## Going Deeper Than Match-Level Statistics
Most models operate at the match level: aggregate statistics per match (xG total, possession percentage, shots). Event-level modelling uses individual shot or pass events — producing much richer feature sets.
## What Event-Level Data Contains
Each shot event includes:
- x/y coordinates on the pitch
- Shot type (foot, head, direct free kick)
- Assist type (through ball, cross, none)
- Situation (open play, set piece, counter-attack)
- Whether the goalkeeper was in position
- Distance to goal, angle to goal
From these raw events, custom features can be constructed:
- Shot quality distribution (not just total xG, but how it is concentrated)
- High-danger chance rate (shots from zones with >25% conversion)
- Set piece xG contribution (separate from open play)
- Transition speed (time from defensive action to shot)
## Building an xG Model From Events
A custom xG model assigns a probability of scoring to each shot event, based on its characteristics. Fitting this on historical event data (tens of thousands of shots per season) produces highly granular probability estimates.

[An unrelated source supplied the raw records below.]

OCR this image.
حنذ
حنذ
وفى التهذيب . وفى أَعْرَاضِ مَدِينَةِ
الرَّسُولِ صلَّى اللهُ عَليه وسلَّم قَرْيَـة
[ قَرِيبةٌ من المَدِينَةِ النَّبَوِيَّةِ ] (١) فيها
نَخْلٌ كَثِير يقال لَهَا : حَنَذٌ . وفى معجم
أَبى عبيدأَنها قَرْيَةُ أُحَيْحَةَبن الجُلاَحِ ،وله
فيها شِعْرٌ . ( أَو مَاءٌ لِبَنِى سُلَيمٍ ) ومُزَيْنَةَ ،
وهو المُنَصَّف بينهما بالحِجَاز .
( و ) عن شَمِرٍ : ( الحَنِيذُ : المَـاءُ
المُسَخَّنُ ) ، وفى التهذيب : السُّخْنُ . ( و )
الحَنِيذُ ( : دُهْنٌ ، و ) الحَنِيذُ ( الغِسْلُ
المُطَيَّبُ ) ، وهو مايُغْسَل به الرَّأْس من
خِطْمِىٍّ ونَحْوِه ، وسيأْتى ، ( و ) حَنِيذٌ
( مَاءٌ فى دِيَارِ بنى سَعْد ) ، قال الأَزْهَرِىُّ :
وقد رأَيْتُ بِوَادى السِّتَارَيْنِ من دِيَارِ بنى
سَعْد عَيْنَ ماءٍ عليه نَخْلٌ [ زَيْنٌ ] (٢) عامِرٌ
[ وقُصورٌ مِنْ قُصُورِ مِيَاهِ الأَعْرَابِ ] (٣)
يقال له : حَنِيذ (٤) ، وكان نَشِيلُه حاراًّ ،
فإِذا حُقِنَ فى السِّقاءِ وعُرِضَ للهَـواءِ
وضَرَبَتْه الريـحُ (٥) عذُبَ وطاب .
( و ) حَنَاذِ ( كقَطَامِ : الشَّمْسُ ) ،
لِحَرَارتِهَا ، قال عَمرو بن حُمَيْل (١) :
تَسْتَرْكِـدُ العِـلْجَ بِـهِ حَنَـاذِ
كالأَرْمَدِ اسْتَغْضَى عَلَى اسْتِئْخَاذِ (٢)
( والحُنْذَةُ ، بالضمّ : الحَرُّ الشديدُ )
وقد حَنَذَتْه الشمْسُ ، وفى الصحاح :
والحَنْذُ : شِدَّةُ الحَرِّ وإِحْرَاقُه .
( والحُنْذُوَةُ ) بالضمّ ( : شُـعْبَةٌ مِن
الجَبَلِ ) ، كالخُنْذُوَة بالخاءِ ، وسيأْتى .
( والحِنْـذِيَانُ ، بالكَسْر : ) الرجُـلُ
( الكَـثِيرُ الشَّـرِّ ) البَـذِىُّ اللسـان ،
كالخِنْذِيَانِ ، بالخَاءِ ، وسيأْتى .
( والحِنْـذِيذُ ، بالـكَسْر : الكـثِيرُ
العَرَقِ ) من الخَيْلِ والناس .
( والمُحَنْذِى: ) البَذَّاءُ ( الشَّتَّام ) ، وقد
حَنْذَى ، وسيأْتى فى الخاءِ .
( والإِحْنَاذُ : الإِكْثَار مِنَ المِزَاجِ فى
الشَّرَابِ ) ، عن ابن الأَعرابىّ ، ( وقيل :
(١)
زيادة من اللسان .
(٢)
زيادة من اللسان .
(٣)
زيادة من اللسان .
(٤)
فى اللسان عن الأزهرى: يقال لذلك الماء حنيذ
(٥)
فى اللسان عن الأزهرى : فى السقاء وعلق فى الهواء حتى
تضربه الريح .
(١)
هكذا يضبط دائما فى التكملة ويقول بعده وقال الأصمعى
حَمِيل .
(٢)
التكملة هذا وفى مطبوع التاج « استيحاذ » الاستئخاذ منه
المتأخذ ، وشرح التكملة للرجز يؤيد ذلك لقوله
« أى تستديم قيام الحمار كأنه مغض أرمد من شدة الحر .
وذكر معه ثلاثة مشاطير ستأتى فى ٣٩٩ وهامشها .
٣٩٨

Advantages over public xG:
- Tailored to your target leagues and time period
- Incorporates features not in public models
- Can be updated in near-real-time from live event feeds
## The Data Requirement
Event-level data requires either:
- Paid commercial data feeds (StatsBomb, Opta, Wyscout)
- Open StatsBomb (free for research purposes, limited scope)
- Web scraping detailed match logs from sources like Understat (partial event data)
## The Analytical Advantage
Bettors using event-level models often find edge in markets that aggregate-level models miss: player-specific props, half-time markets, and in-play opportunities that depend on granular game-state information.